The bill was staunchly supported by Trump and Vice President Pence, along with congressional Republicans. In March 2015, Pence, then governor of Indiana, signed a similar bill into law.
Indiana’s law permitted physicians in the state to prescribe a drug that had passed the first phase of the FDA’s three-phase clinical trial process. The three stages work like this: Phase 1 trials are implemented on between 20 to 80 healthy patients to determine their safety and what is a safe dose. Phase 2 trials involve between 100 and 300 people who could gain from the drug therapy; phase 3 trials involve the testing of hundreds and sometimes thousands of patients who would benefit.
As he signed the bill, accompanied by terminally ill patients and their families, Trump stated, “Thousands of terminally ill Americans will finally have hope, and the fighting chance, and I think it’s going to better than a chance, that they will be cured, they will be helped, and be able to be with their families for a long time, or maybe just for a longer time.”

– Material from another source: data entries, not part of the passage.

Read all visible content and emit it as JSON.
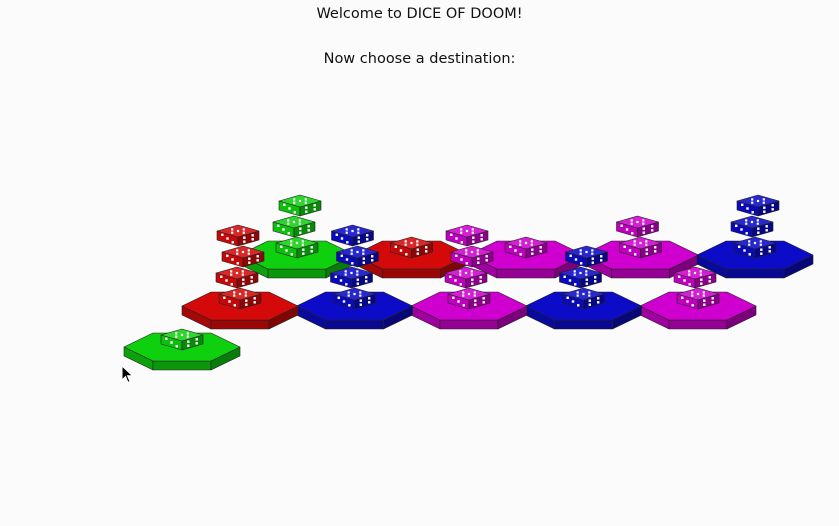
{
  "header": {
    "title": "Welcome to DICE OF DOOM!",
    "prompt": "Now choose a destination:"
  },
  "colors": {
    "green": "#0fd00f",
    "red": "#d40a0a",
    "blue": "#0b0bc8",
    "magenta": "#cf00cf"
  },
  "board": {
    "back_row": [
      {
        "owner": "green",
        "dice": 3
      },
      {
        "owner": "red",
        "dice": 1
      },
      {
        "owner": "magenta",
        "dice": 1
      },
      {
        "owner": "magenta",
        "dice": 2
      },
      {
        "owner": "blue",
        "dice": 3
      }
    ],
    "front_row": [
      {
        "owner": "green",
        "dice": 1
      },
      {
        "owner": "red",
        "dice": 4
      },
      {
        "owner": "blue",
        "dice": 4
      },
      {
        "owner": "magenta",
        "dice": 4
      },
      {
        "owner": "blue",
        "dice": 3
      },
      {
        "owner": "magenta",
        "dice": 2
      }
    ]
  }
}
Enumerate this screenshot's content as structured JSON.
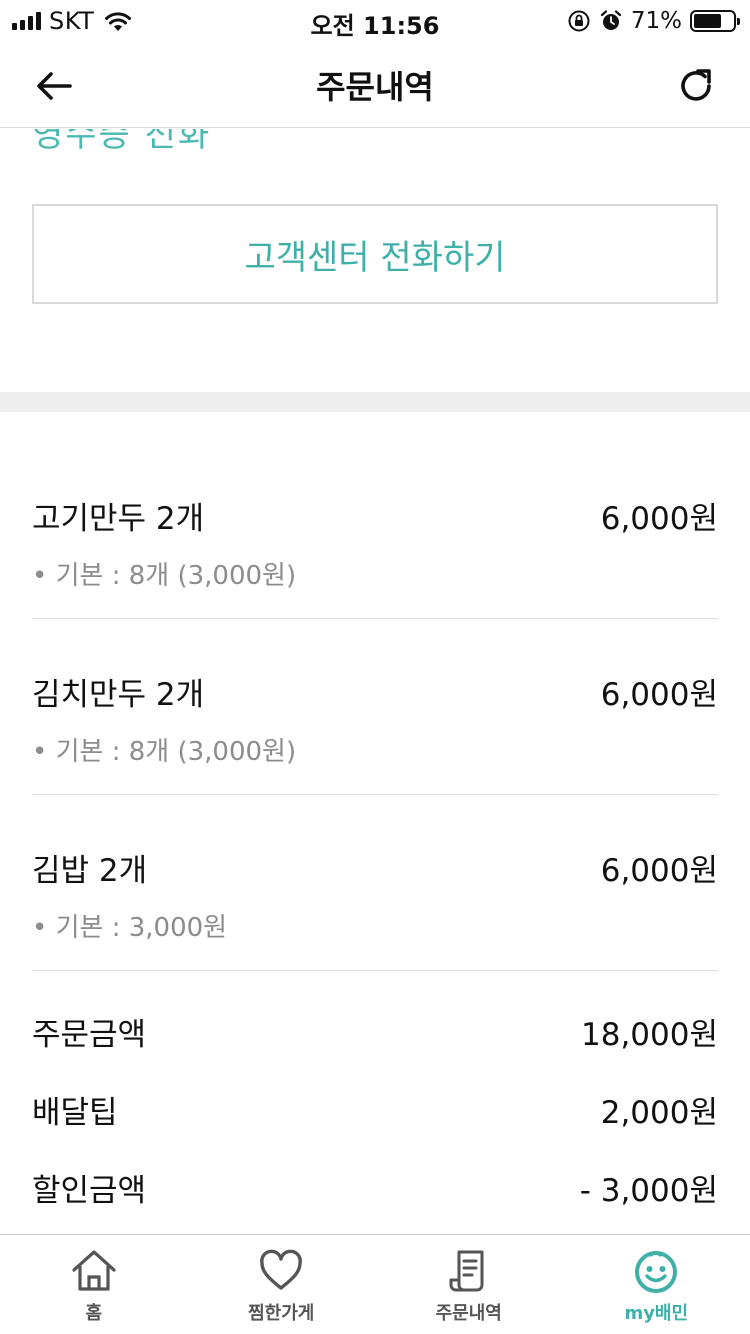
{
  "status_bar": {
    "carrier": "SKT",
    "time": "오전 11:56",
    "battery_percent": "71%",
    "battery_level": 0.71
  },
  "nav": {
    "title": "주문내역",
    "back_icon": "arrow-left-icon",
    "refresh_icon": "refresh-icon"
  },
  "content": {
    "cut_text": "영수증 전화",
    "call_button_label": "고객센터 전화하기",
    "items": [
      {
        "name": "고기만두 2개",
        "price": "6,000원",
        "option": "• 기본 : 8개 (3,000원)"
      },
      {
        "name": "김치만두 2개",
        "price": "6,000원",
        "option": "• 기본 : 8개 (3,000원)"
      },
      {
        "name": "김밥 2개",
        "price": "6,000원",
        "option": "• 기본 : 3,000원"
      }
    ],
    "summary": [
      {
        "label": "주문금액",
        "value": "18,000원"
      },
      {
        "label": "배달팁",
        "value": "2,000원"
      },
      {
        "label": "할인금액",
        "value": "- 3,000원"
      }
    ]
  },
  "tab_bar": {
    "tabs": [
      {
        "label": "홈",
        "icon": "home-icon",
        "active": false
      },
      {
        "label": "찜한가게",
        "icon": "heart-icon",
        "active": false
      },
      {
        "label": "주문내역",
        "icon": "receipt-icon",
        "active": false
      },
      {
        "label": "my배민",
        "icon": "smiley-icon",
        "active": true
      }
    ],
    "accent_color": "#3fb0a8"
  }
}
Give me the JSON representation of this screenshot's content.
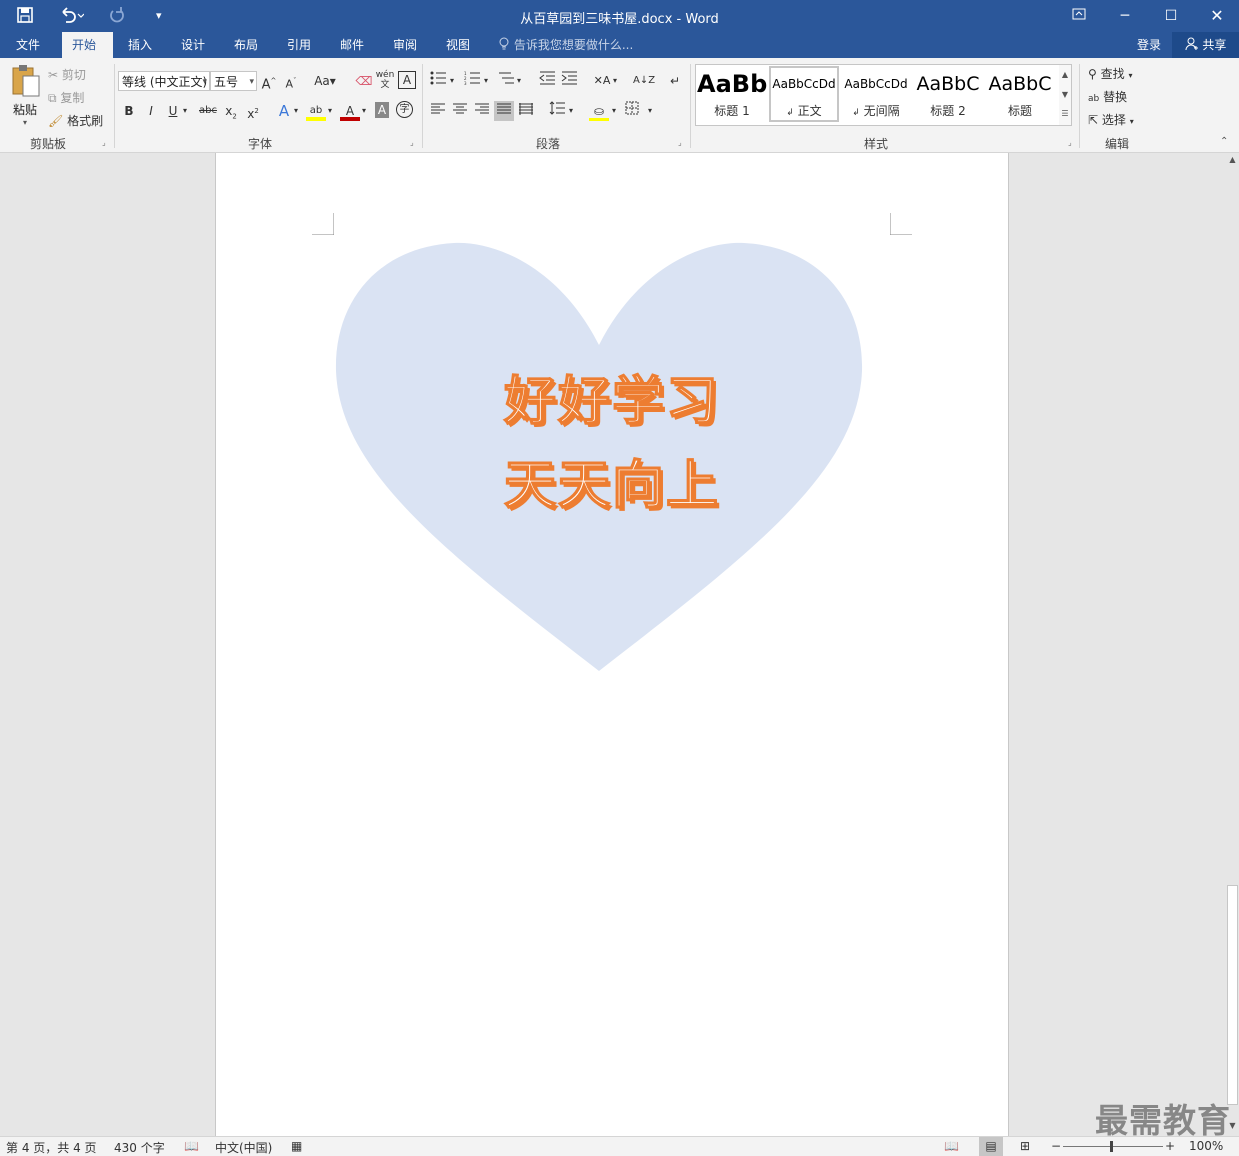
{
  "window": {
    "title": "从百草园到三味书屋.docx - Word"
  },
  "quick_access": {
    "save_icon": "save-icon",
    "undo_icon": "undo-icon",
    "redo_icon": "redo-icon",
    "customize_icon": "customize-icon"
  },
  "tabs": [
    "文件",
    "开始",
    "插入",
    "设计",
    "布局",
    "引用",
    "邮件",
    "审阅",
    "视图"
  ],
  "active_tab": "开始",
  "tellme": "告诉我您想要做什么...",
  "account": {
    "login": "登录",
    "share": "共享"
  },
  "clipboard": {
    "paste": "粘贴",
    "cut": "剪切",
    "copy": "复制",
    "format_painter": "格式刷",
    "label": "剪贴板"
  },
  "font": {
    "name": "等线 (中文正文)",
    "size": "五号",
    "label": "字体",
    "change_case": "Aa"
  },
  "paragraph": {
    "label": "段落"
  },
  "styles": {
    "label": "样式",
    "items": [
      {
        "sample": "AaBb",
        "name": "标题 1"
      },
      {
        "sample": "AaBbCcDd",
        "name": "正文"
      },
      {
        "sample": "AaBbCcDd",
        "name": "无间隔"
      },
      {
        "sample": "AaBbC",
        "name": "标题 2"
      },
      {
        "sample": "AaBbC",
        "name": "标题"
      }
    ]
  },
  "editing": {
    "label": "编辑",
    "find": "查找",
    "replace": "替换",
    "select": "选择"
  },
  "document": {
    "line1": "好好学习",
    "line2": "天天向上",
    "heart_color": "#dae3f3",
    "text_outline_color": "#ed7d31"
  },
  "status": {
    "page": "第 4 页，共 4 页",
    "words": "430 个字",
    "language": "中文(中国)",
    "zoom": "100%"
  },
  "watermark": "最需教育"
}
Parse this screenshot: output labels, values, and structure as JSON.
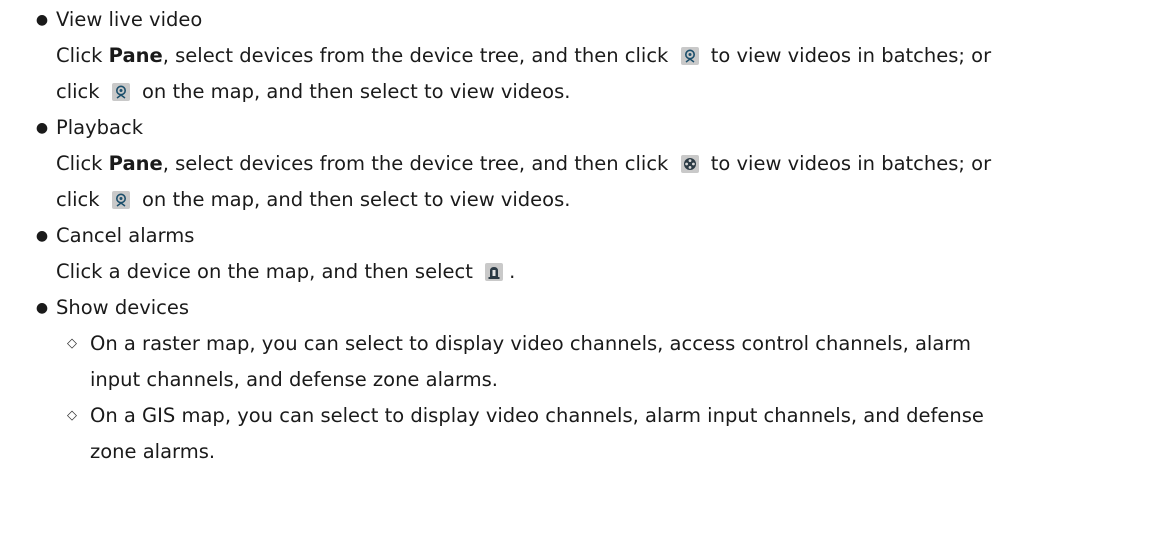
{
  "items": [
    {
      "title": "View live video",
      "lines": [
        {
          "p1": "Click ",
          "bold": "Pane",
          "p2": ", select devices from the device tree, and then click ",
          "icon": "video-camera-icon",
          "p3": " to view videos in batches; or"
        },
        {
          "p1": "click ",
          "icon": "video-camera-icon",
          "p2": " on the map, and then select to view videos."
        }
      ]
    },
    {
      "title": "Playback",
      "lines": [
        {
          "p1": "Click ",
          "bold": "Pane",
          "p2": ", select devices from the device tree, and then click ",
          "icon": "playback-film-icon",
          "p3": " to view videos in batches; or"
        },
        {
          "p1": "click ",
          "icon": "video-camera-icon",
          "p2": " on the map, and then select to view videos."
        }
      ]
    },
    {
      "title": "Cancel alarms",
      "lines": [
        {
          "p1": "Click a device on the map, and then select ",
          "icon": "alarm-light-icon",
          "p2": "."
        }
      ]
    },
    {
      "title": "Show devices",
      "subitems": [
        {
          "l1": "On a raster map, you can select to display video channels, access control channels, alarm",
          "l2": "input channels, and defense zone alarms."
        },
        {
          "l1": "On a GIS map, you can select to display video channels, alarm input channels, and defense",
          "l2": "zone alarms."
        }
      ]
    }
  ]
}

Democrats and public health groups have opposed the bill, arguing that patients would be endangered.
Rep. Frank Pallone Jr. (D-NJ), ranking member of the House Energy and Commerce Committee, said, “FDA oversight of access to experimental treatments exists for a reason — it protects patients from potential snake oil salesmen or from experimental treatments that might do more harm than good.”
But Energy and Commerce Committee Chairman Greg Walden (R-OR) and health subcommittee chairman Michael Burgess (R-TX) countered, “While a long time coming, today is a monumental win for patients desperately seeking the ‘right to try’ investigational treatments and therapies. With ‘right to try’ being the law of the land, we are confident that the Trump Administration, and FDA Commissioner [Scott] Gottlieb, will take both congressional intent and the safety of patients into consideration when implementing this important law.”